Sie haben eine Grätelzelle gebaut, die Sonnenenergie nach dem Vorbild der Photosynthese in Strom umwandelt. Und sie haben zum Beispiel einen Mikrocontroller namens „Arduino“ so programmiert, dass er eine Ampel steuert. 305 Schüler der neunten und zehnten Klassen aus Leipzig und Umgebung wetteiferten im März und April im 13. Nachwuchsforscher-Wettbewerb „experiNat“ der Leipziger Gruppe der Stadtwerke, Verkehrsbetriebe, Wasserwerke und Sportbäder um Plätze und Preise. 61 Teams aus 26 Schulen nahmen teil. In der Glaskuppel der Leipziger Volkszeitung wurden am Dienstagabend die Gewinner verkündet.

Fünfer-Gruppen der Oberschule Mockrehna und des Johann-Walter-Gymnasiums Torgau teilen sich den Preis in der Mannschaftswertung.

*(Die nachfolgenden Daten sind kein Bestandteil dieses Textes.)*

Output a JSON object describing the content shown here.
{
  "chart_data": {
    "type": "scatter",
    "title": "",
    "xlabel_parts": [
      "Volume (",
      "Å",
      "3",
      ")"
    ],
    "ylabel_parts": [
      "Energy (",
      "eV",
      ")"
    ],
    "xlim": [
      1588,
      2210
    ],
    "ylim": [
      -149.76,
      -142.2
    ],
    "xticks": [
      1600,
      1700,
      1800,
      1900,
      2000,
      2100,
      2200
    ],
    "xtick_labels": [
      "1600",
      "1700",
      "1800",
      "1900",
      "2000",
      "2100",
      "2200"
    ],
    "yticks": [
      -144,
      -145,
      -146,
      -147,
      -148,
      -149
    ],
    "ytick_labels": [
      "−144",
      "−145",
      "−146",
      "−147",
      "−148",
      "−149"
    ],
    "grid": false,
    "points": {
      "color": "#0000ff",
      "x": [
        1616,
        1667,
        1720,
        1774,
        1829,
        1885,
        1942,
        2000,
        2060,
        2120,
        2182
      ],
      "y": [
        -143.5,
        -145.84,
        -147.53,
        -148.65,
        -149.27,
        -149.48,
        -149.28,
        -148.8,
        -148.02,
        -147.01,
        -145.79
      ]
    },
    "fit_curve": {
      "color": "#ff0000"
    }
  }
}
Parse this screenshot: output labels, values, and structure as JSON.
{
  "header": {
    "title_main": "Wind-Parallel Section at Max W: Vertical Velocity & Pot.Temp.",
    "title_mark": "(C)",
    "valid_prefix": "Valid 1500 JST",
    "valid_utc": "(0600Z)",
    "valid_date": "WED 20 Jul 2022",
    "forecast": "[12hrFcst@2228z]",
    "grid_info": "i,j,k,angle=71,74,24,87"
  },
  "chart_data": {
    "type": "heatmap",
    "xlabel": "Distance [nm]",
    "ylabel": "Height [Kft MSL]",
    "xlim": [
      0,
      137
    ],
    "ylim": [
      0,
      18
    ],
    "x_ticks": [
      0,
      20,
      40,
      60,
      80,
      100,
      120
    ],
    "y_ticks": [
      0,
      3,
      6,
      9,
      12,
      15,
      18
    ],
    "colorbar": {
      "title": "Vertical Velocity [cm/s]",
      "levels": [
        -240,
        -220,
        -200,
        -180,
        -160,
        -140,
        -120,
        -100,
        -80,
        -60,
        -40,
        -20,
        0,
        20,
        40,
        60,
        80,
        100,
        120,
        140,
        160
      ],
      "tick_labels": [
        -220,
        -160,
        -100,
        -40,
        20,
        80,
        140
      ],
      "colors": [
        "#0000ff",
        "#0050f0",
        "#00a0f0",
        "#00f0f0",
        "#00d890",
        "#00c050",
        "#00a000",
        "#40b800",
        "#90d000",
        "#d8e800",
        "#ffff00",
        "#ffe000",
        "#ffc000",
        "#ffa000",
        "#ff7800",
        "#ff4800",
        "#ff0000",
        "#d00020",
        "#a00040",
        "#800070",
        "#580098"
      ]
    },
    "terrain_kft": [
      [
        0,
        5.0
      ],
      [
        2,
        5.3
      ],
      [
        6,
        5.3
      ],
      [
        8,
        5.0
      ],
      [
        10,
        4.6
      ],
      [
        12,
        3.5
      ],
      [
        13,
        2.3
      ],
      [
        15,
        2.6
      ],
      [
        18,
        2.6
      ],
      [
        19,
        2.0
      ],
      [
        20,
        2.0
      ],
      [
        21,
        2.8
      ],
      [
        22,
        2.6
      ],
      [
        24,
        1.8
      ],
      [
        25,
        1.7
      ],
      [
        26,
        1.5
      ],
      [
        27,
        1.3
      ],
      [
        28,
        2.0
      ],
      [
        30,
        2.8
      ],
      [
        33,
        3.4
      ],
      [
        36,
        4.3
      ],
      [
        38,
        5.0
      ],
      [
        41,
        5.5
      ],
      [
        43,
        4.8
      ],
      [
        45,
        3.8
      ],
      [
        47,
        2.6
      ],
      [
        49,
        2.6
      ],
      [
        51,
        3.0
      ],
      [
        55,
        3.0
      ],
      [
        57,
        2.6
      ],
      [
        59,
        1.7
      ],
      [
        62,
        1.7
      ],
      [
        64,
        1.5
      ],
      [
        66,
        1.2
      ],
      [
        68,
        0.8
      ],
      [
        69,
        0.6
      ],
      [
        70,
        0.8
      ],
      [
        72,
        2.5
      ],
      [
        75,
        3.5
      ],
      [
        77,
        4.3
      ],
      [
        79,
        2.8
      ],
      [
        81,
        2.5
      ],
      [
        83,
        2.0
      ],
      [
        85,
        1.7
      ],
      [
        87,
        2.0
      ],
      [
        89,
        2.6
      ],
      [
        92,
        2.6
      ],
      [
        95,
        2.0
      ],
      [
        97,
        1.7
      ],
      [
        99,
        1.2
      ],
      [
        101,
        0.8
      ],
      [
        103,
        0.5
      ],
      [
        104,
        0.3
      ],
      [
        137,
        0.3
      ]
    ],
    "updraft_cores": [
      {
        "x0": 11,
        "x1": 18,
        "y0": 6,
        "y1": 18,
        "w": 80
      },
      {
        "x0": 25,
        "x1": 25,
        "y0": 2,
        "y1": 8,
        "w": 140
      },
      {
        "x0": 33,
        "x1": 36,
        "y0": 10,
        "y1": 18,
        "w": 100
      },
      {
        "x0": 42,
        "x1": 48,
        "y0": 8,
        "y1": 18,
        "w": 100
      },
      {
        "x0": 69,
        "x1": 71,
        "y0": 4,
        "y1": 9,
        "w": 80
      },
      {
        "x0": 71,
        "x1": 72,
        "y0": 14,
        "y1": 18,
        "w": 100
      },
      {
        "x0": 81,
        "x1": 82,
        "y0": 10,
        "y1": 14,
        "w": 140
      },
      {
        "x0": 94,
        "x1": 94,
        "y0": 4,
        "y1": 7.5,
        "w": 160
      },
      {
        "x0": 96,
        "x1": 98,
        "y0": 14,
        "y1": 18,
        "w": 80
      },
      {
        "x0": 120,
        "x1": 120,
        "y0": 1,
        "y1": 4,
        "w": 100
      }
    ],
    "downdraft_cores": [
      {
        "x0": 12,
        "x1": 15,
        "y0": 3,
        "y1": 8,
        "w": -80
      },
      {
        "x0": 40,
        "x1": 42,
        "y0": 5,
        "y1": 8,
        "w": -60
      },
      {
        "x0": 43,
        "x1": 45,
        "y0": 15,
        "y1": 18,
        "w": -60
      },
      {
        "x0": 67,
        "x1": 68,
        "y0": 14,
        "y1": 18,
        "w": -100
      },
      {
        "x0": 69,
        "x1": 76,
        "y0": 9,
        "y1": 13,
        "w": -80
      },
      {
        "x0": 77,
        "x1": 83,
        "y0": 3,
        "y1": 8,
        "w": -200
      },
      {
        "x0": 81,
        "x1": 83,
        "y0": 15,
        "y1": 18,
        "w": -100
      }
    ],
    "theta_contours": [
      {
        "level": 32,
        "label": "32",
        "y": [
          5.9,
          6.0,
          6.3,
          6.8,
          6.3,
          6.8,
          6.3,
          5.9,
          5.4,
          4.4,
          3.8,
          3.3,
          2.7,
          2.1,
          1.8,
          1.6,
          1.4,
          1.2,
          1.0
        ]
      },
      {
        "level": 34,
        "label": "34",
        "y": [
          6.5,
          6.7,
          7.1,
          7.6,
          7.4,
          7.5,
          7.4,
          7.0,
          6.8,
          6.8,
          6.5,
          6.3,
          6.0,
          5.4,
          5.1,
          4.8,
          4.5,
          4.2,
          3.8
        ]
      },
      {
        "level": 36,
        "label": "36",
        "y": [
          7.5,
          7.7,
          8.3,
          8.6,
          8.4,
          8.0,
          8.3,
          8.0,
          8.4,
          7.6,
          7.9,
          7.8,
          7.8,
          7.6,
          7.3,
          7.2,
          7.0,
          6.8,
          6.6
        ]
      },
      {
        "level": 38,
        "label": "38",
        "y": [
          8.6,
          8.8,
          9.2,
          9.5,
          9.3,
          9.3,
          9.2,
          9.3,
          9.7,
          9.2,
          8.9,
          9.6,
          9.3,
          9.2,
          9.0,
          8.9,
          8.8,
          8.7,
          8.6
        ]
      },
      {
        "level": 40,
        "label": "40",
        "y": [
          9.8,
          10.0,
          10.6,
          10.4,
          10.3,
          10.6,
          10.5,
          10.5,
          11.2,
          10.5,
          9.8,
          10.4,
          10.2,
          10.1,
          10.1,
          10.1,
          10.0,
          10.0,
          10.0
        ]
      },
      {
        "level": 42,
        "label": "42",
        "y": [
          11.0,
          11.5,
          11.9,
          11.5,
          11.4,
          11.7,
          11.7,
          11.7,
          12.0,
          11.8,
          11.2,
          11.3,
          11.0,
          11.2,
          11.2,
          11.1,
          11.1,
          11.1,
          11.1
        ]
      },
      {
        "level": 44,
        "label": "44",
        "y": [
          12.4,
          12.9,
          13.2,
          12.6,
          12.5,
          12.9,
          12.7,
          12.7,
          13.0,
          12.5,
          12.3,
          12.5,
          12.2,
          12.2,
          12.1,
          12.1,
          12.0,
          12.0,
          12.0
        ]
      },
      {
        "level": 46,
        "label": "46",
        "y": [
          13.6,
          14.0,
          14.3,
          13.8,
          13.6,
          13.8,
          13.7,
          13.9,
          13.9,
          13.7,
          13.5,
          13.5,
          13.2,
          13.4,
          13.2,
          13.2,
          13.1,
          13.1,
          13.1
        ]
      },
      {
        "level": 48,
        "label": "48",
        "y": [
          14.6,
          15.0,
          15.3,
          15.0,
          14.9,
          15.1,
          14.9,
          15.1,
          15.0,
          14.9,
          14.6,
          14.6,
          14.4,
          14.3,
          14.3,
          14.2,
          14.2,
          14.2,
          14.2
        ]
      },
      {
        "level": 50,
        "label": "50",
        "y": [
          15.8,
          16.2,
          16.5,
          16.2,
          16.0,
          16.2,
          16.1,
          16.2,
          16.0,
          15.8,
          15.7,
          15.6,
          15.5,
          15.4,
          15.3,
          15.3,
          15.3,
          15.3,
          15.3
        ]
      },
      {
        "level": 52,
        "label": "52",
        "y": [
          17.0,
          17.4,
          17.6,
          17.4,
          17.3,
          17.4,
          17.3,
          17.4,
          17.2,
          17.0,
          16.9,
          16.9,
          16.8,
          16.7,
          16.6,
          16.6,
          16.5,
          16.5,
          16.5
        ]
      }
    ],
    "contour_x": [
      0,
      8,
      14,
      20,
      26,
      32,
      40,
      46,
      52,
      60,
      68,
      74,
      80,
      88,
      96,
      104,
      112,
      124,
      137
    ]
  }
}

Zur Belohnung steht nun die nächste Herausforderung an: eine Rafting-Tour im Kanupark Markkleeberg.

„Wir brauchen junge Tüftler“

„Wir profitieren ebenso von Leipzigs größtem naturwissenschaftlichen Schülerwettbewerb wie die Teilnehmer“, findet Michael Halber­stadt, Geschäftsführer der Leipziger Verkehrsbetriebe. „Als Leipziger Gruppe brauchen wir junge Tüftler.“ Schüler wie die beiden Sieger der Einzelwertung, die einen 200-Euro-Einkaufsgutschein gewannen: Unter den Gymnasiasten sammelte der Torgauer Nils Haß die meisten Punkte.

Ob ihn der Vorwurf treffe, ein Streber zu sein, wollte Moderator Martin Lobst wissen. „Nein, denn irgendwie stimmt das schon“, lautete die selbstbewusste Antwort. „Aber mir machen Naturwissenschaften so viel Spaß, dass es sich dafür lohnt zu streben.“ Der 15-Jährige will später Informatik studieren und sich vor allem um Cyber-Sicherheit kümmern, sagt er.

In der Oberschulen-Wertung erreichte Janice Retzke von der Leipziger Oberschule am Weißeplatz das beste Einzelergebnis. Sie hatte am Dienstag doppelten Grund zu feiern: den Sieg und ihren 15. Geburtstag. „Informatik finde ich spannend“, sagt sie, aber der erste Berufswunsch sei ein anderer: „Am liebsten möchte ich in die Medizin.“

Tausche Klassenzimmer gegen Forschungslabor

An jeweils zwei Tagen hatten alle 305 Schüler ihre Klassenzimmer gegen Forschungslabors im Helmholtzentrum für Umweltforschung, in der Hochschule für Technik, Wirtschaft und Kultur, im Inspirata-Museum, im Technologiezentrum GaraGe und bei den Wasserwerken getauscht. Wofür Jörg Heynoldt von der Landesagentur für Schule und Bildung am Ende insbesondere den Lehrern dankte.